First the watch stopped keeping time.
You ordered a new one but it wasn't a priority item, so it would take over a month to ship. Time didn't seem to matter most days anyway so you just got used to never knowing the hour or even the day.
Then it was the "n" on the keyboard. It just stopped working. Funny how often you use the letter “n”. But the Apple store was closed so what could you do. The laptop seemed almost useless now.
Then the dishwasher stopped on one cycle, re-setting itself when it got down to "0". Then it just stopped altogether. Finally your husband reached the helpful local appliance guy over the phone. He said the machine wasn't worth fixing. You needed to buy a new one. He said they were easy to install by yourself but you knew you couldn't. So you started washing the dishes by hand. It was weirdly satisfying, your hands in the hot water, the grease and food residue disappearing in the suds. Like you were cleansing more than the plates and bowls. Something you could DO. Something tangible and familiar in the face of so many unknowns.
You had to cancel your trip to meet your daughter and son-in-law. Would you get a refund? Right now, that seemed like the least of your worries. You just wanted to be safe. You wanted your family to be safe. Even if it meant you couldn’t see them.
Things started running out in the stores. Toilet paper. Hand sanitizer. Flour. Yeast. Eggs. Beans. Pasta. Things you couldn't predict. The outbreaks at meat packing plants caused shutdowns in production. And there was no accounting for what people were hoarding. It was like people were going back to their pioneer roots but without being self-sufficient and suddenly you realized how not self-sufficient you really were. How dependent you were on people you don’t even know just to get through every day.

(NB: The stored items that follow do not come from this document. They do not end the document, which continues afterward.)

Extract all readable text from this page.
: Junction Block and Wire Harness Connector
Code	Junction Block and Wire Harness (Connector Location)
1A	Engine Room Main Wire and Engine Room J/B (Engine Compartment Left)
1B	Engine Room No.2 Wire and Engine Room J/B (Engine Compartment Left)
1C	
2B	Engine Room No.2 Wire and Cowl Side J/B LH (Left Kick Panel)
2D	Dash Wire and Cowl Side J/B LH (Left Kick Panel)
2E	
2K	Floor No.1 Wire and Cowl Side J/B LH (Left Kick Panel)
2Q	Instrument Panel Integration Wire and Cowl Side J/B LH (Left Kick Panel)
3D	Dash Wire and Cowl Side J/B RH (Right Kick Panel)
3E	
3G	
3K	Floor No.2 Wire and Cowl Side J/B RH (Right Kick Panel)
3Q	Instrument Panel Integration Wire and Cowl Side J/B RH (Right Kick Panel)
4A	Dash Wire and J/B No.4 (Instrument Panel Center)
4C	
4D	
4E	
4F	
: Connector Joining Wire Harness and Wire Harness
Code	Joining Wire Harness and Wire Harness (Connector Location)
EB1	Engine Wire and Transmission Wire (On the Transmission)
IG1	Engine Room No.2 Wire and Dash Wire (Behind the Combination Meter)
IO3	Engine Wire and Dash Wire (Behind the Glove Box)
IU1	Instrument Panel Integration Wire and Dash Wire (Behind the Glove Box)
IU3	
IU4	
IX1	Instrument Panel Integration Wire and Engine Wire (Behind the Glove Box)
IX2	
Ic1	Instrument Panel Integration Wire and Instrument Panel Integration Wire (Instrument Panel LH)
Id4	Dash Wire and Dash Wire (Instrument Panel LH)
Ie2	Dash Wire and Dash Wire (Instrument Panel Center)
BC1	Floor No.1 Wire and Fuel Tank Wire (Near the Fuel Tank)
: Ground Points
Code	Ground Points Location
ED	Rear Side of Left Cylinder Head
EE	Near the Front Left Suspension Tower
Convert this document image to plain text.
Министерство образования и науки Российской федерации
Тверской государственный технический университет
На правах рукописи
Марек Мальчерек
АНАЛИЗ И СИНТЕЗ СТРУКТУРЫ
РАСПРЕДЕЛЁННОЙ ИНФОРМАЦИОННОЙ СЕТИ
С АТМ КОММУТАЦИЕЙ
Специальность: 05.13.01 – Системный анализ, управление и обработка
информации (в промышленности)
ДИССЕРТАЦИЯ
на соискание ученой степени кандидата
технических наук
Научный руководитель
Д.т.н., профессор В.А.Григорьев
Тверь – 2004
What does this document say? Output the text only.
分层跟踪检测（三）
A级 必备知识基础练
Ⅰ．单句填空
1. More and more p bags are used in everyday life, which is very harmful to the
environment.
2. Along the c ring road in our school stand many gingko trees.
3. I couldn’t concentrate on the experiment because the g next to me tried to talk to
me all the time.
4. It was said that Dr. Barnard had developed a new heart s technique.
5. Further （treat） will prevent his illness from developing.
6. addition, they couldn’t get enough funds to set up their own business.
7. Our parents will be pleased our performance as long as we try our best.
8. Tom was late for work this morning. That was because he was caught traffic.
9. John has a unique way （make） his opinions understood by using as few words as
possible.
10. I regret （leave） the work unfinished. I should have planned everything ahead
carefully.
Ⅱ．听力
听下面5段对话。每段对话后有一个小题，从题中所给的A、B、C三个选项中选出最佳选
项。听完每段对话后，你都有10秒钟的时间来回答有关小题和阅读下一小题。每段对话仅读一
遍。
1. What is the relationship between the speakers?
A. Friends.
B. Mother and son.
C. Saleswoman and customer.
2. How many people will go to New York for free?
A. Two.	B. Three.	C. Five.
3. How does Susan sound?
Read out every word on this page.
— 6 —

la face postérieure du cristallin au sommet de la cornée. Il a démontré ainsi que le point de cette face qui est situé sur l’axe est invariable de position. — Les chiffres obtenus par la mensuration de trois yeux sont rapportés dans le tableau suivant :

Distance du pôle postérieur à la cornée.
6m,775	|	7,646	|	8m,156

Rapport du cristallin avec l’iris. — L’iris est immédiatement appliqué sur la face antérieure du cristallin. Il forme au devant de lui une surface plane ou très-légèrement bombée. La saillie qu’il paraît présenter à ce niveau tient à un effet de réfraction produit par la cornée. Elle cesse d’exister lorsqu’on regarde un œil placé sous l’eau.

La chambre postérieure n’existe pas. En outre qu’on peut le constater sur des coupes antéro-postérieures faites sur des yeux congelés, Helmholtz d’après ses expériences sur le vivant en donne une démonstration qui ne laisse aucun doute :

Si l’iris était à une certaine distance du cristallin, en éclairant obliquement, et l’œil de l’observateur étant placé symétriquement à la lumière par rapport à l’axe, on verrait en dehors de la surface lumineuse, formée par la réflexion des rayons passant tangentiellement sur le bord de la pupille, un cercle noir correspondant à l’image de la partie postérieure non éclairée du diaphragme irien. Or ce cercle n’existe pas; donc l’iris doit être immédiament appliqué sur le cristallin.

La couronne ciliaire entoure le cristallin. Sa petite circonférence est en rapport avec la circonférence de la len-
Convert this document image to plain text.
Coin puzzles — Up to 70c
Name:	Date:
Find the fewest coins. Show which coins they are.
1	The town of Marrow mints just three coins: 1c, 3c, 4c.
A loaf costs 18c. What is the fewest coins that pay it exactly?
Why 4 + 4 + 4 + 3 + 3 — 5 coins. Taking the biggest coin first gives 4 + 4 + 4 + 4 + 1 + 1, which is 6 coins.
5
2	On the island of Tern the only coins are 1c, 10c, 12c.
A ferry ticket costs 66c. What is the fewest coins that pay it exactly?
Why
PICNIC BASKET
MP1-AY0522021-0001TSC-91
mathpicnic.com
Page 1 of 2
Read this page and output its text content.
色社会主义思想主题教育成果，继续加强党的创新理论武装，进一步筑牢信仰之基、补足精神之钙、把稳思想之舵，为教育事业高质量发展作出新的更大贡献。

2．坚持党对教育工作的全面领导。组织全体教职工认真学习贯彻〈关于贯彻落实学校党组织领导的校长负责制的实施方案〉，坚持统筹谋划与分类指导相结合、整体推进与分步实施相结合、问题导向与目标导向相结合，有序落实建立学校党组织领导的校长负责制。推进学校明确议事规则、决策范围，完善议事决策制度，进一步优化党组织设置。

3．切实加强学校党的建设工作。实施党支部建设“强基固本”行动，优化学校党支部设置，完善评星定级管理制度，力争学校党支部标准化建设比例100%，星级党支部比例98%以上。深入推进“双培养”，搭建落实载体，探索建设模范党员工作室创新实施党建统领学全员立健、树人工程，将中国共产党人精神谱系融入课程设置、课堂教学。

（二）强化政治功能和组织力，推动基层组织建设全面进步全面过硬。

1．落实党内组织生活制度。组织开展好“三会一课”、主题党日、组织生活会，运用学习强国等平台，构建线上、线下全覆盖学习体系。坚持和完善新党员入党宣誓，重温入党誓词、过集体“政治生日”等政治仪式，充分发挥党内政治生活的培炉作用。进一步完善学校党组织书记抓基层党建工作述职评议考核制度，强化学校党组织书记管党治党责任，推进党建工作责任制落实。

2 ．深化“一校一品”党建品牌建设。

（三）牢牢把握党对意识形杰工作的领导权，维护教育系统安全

The internet was slow. Other times it was the cell service- your life-lines with the world.
People all around out of work, living off savings and credit cards and loans and government promises. First it was no one you knew, and then it was.
And still the COVID-19 numbers were moving up and up. First creeping and then ballooning and there was nothing to do but watch and wait and hope. Hope that people would follow the instructions. That there would be a vaccine. That science would win before someone you knew died. You avoided the elderly and your own family and friends and for a long time, it was no one you knew who got sick. And then it was.
Nat King Cole’s “Smile” was your theme song. Because you tried to smile, even though it felt like everything was breaking, including your heart.
You prayed those tax dollars would hold up and that single payer public health care system you believed in would be enough to save you. That the "economy" would hold. That property values wouldn’t collapse. That decades of savings would not be wiped out. That already high rates of inequality wouldn’t lead to greater disparity. In your heart, you knew that wasn’t true.
Flatten the curve, you were told. Social isolation. Herd immunity. Physical distancing. The r-factor. New terms you tried to learn. New rules you tried to follow, counter intuitive as they seemed. Science you tried to understand.
The one thing you did understand was the fear. Fear that someone you loved would fall ill and there would be nothing you could do to help. That they would die alone and all you could do was weep. Fear for yourself. Fear for those with mental illness. Fear your country would be the next Italy.
In the middle of it, conspiracy theories. That China deliberately planted the virus to dominate the global economy. That your government was trying to screw you over. That your rights were being stripped away. People wanted someone to blame. They wanted to be angry. Because anger somehow felt more productive than fear.
You watched the news from south of the border. Lineups for food banks. The homeless sleeping in parking lots. Armed people on the steps of the legislature, demanding their “freedoms”. Demanding an end to the lockdown so they could get their hair cut and walk on the beach, regardless of who they infected, including themselves. “Give me liberty or give me death,” they said and where would that end? Then the news that the sale of guns and ammo was at an all-time high. You were afraid there would be some kind of anarchy. A fear that had you wishing you had been in that line up for a gun at Cabela’s before it got shut down. Fear you would be the next U.S.